You can't open three books at once and flip between them. Annotations are limited, nonexistent in some readers and some filetypes. The tiny screens are not good for anything with pictures. Ebook purchasing & loaning is still troublesome--a school can't buy multiple copies of an ebook to loan out to students. Bookmarking within ebooks is limited, and there's no way to match the usefulness of multiple colored flags on multiple books.

Ebook readers, right now, are great for linear reading. They're *excellent* for "start this book at page 1, and keep going until you're finished." They're mediocre for poetry (the formatting limitations come into play), and awful for research that involves switching back and forth between pages, chapters or books.

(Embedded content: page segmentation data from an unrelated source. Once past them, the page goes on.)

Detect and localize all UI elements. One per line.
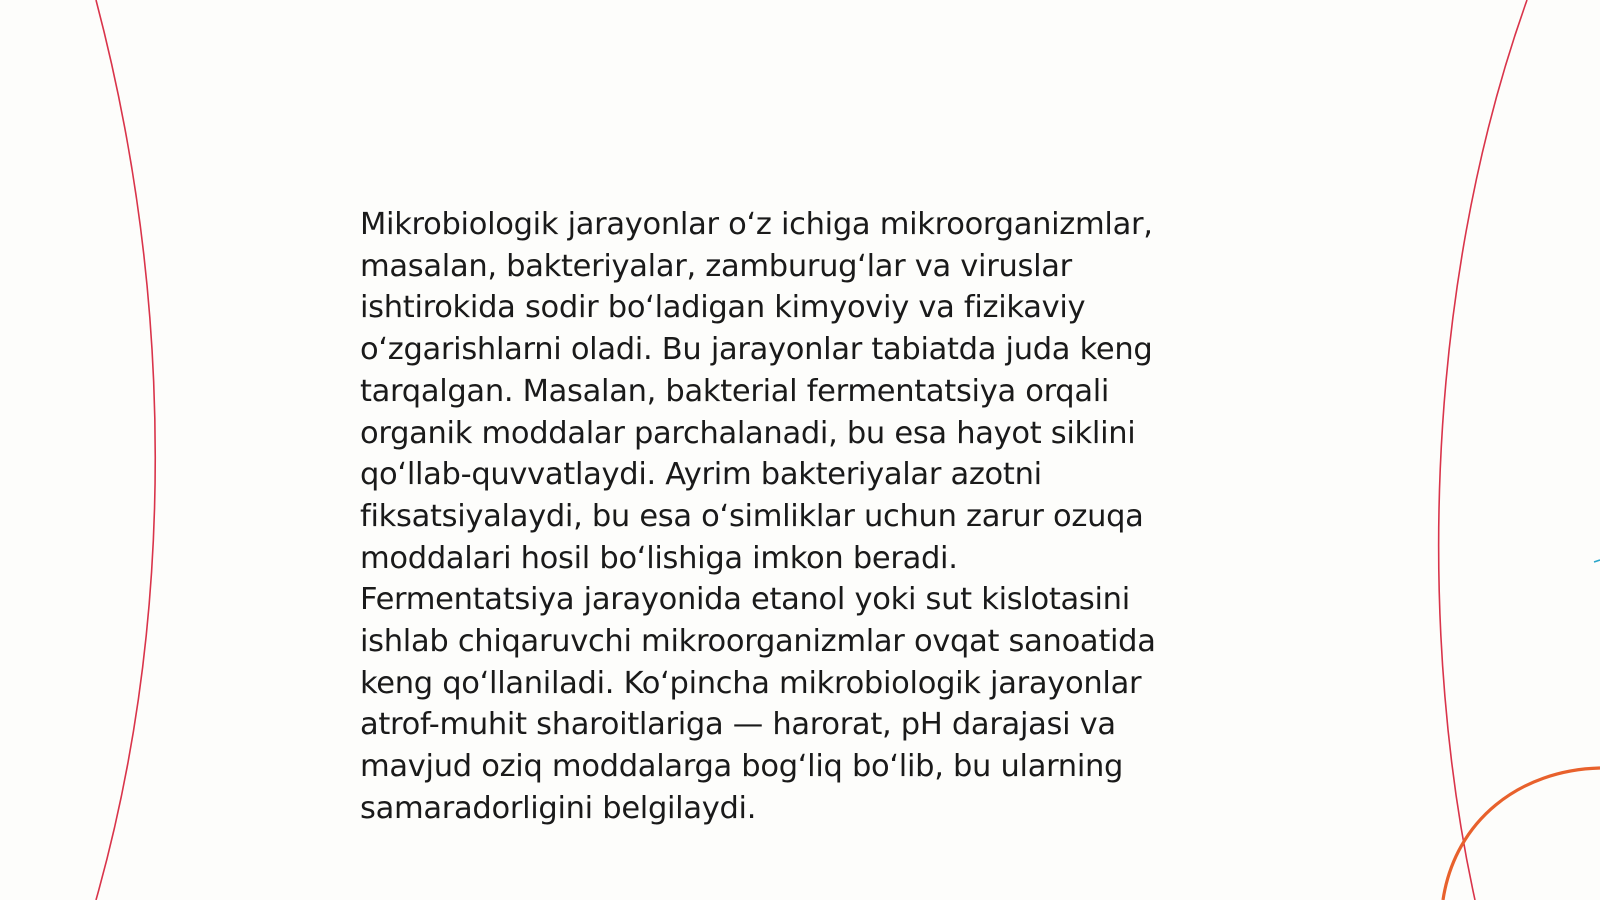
paragraph-line-8: fiksatsiyalaydi, bu esa oʻsimliklar uchun zarur ozuqa bbox=[360, 498, 1144, 534]
paragraph-line-7: qoʻllab-quvvatlaydi. Ayrim bakteriyalar azotni bbox=[360, 457, 1042, 493]
paragraph-line-2: masalan, bakteriyalar, zamburugʻlar va viruslar bbox=[360, 248, 1072, 284]
paragraph-line-4: oʻzgarishlarni oladi. Bu jarayonlar tabiatda juda keng bbox=[360, 332, 1153, 368]
teal-tick bbox=[1594, 560, 1600, 562]
paragraph-line-5: tarqalgan. Masalan, bakterial fermentatsiya orqali bbox=[360, 373, 1110, 409]
paragraph-line-3: ishtirokida sodir boʻladigan kimyoviy va fizikaviy bbox=[360, 290, 1086, 326]
paragraph-line-12: keng qoʻllaniladi. Koʻpincha mikrobiologik jarayonlar bbox=[360, 665, 1142, 701]
paragraph-line-11: ishlab chiqaruvchi mikroorganizmlar ovqat sanoatida bbox=[360, 624, 1156, 660]
paragraph-line-15: samaradorligini belgilaydi. bbox=[360, 790, 757, 826]
left-arc-line bbox=[96, 0, 155, 900]
paragraph-line-6: organik moddalar parchalanadi, bu esa hayot siklini bbox=[360, 415, 1136, 451]
body-paragraph bbox=[360, 204, 1240, 830]
paragraph-line-1: Mikrobiologik jarayonlar oʻz ichiga mikroorganizmlar, bbox=[360, 207, 1153, 242]
paragraph-line-14: mavjud oziq moddalarga bogʻliq boʻlib, bu ularning bbox=[360, 749, 1124, 785]
right-arc-line bbox=[1439, 0, 1527, 900]
paragraph-line-10: Fermentatsiya jarayonida etanol yoki sut kislotasini bbox=[360, 582, 1130, 618]
orange-circle-arc bbox=[1443, 768, 1600, 900]
paragraph-line-13: atrof-muhit sharoitlariga — harorat, pH darajasi va bbox=[360, 707, 1116, 743]
paragraph-line-9: moddalari hosil boʻlishiga imkon beradi. bbox=[360, 540, 958, 576]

I so agree with this position. Having recently tried a couple of references I used for business on my K2i I can say the software/firmware is not even close to making these devices useful as a study/research tool. I often need several books open at once and no way any device, even my laptops and other systems work well either. while OneNote or even EverNote are essential tools for me when researching online, the reading software out there just does not work yet, well for me anyway.

But eventually someone will develop a solid study management app that adds reader software, not management and taking software, HWR, and dictation software to voice notes as well as transcription of those notes. But it's gonna be a number of years yet. I for one am surprised at this, but younger developers all seem to just want to code up new multi-media player front ends...oh joy, just what is needed to go with the 9999999999x10^99999999999 other multi-media players out there already. So these apps are going to come from someone who is already in the game like MS, whoever wrote EverNote and, I forget the other couple similar apps...a true lock-in app for Apple would be exactly such a bit of software for the iPads along with a 12" or even 14" iPad and Wacom. It would even seduce non-Apple users if it worked for study and researching. And definitely a math/science module would be a must have...I am sure Wolfram or PTC (the current MathCad folks) could really sell a lot of devices if they only had a device with a Wacom and some light weight version of their math-wordprocessor software was on the device...so maybe the bits and pieces are out there just not in a way to pull them together.